Department of Statistics, University of Oxford, Oxford OX1 3LB, UK.
Department of Informatics, UCB Pharma, Slough SL1 3WE, UK
Bioinformatics. 2017 Feb 1;33(3):373-381. doi: 10.1093/bioinformatics/btw618.
Co-evolution methods have been used as contact predictors to identify pairs of residues that share spatial proximity. Such contact predictors have been compared in terms of the precision of their predictions, but there is no study that compares their usefulness to model generation.
We compared eight different co-evolution methods for a set of ∼3500 proteins and found that metaPSICOV stage 2 produces, on average, the most precise predictions. Precision of all the methods is dependent on SCOP class, with most methods predicting contacts in all α and membrane proteins poorly. The contact predictions were then used to assist in de novo model generation. We found that it was not the method with the highest average precision, but rather metaPSICOV stage 1 predictions that consistently led to the best models being produced. Our modelling results show a correlation between the proportion of predicted long range contacts that are satisfied on a model and its quality. We used this proportion to effectively classify models as correct/incorrect; discarding decoys classified as incorrect led to an enrichment in the proportion of good decoys in our final ensemble by a factor of seven. For 17 out of the 18 cases where correct answers were generated, the best models were not discarded by this approach. We were also able to identify eight cases where no correct decoy had been generated.

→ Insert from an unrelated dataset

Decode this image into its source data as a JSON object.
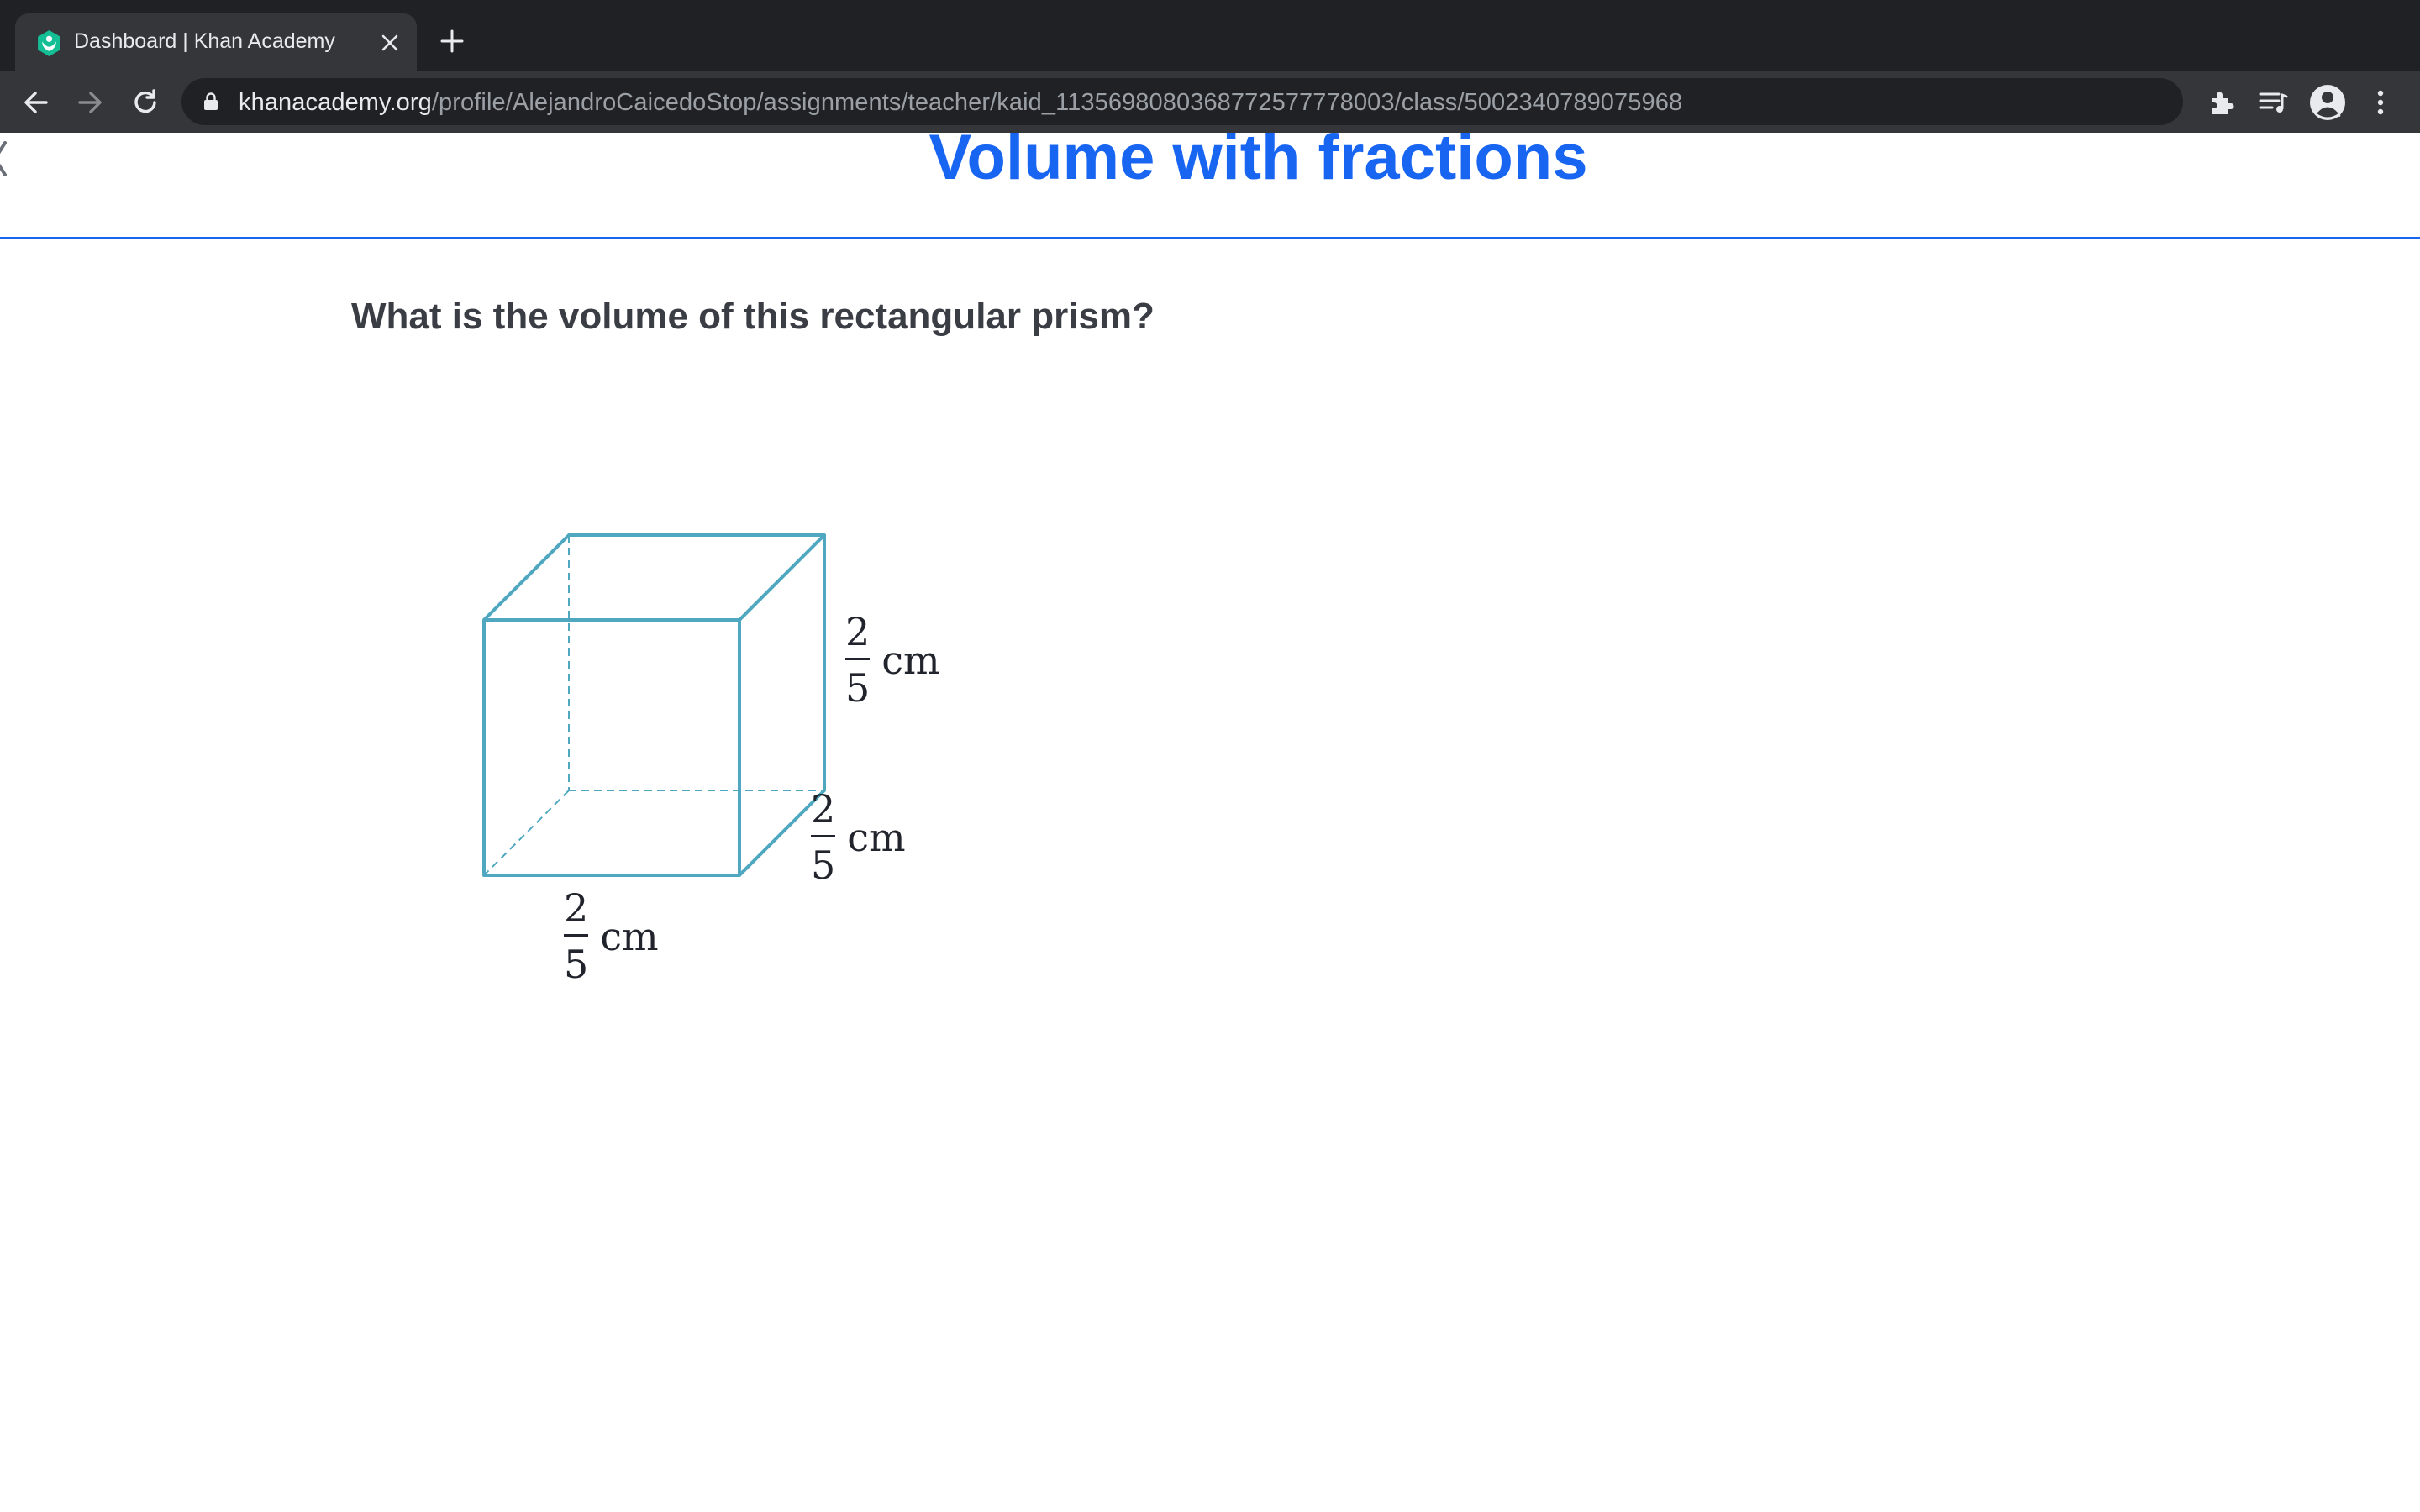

Data is available for download from: http://opig.stats.ox.ac.uk/resources.
Supplementary data are available at Bioinformatics online.
共进化方法已被用作接触预测因子,以识别具有空间接近性的残基对。已经根据预测精度比较了这些接触预测因子,但没有研究比较它们在模型生成方面的有用性。
我们比较了八种不同的共进化方法对一组约 3500 种蛋白质,发现 metaPSICOV 阶段 2 平均产生最精确的预测。所有方法的精度都依赖于 SCOP 类,其中大多数方法都无法很好地预测所有α和膜蛋白中的接触。然后将接触预测用于辅助从头模型生成。我们发现,并不是平均精度最高的方法,而是 metaPSICOV 阶段 1 的预测,始终导致生成最佳模型。我们的建模结果表明,预测的长程接触的比例与模型的质量之间存在相关性。我们使用这个比例有效地将模型分为正确/不正确;通过将不正确的诱饵分类为不正确,可以将我们最终集合中的良好诱饵的比例提高 7 倍。在产生正确答案的 17 个案例中,有 17 个案例都没有通过这种方法丢弃最佳模型。我们还能够确定 8 个案例中没有生成正确的诱饵。
数据可从以下网址下载:http://opig.stats.ox.ac.uk/resources。
补充数据可在 Bioinformatics 在线获取。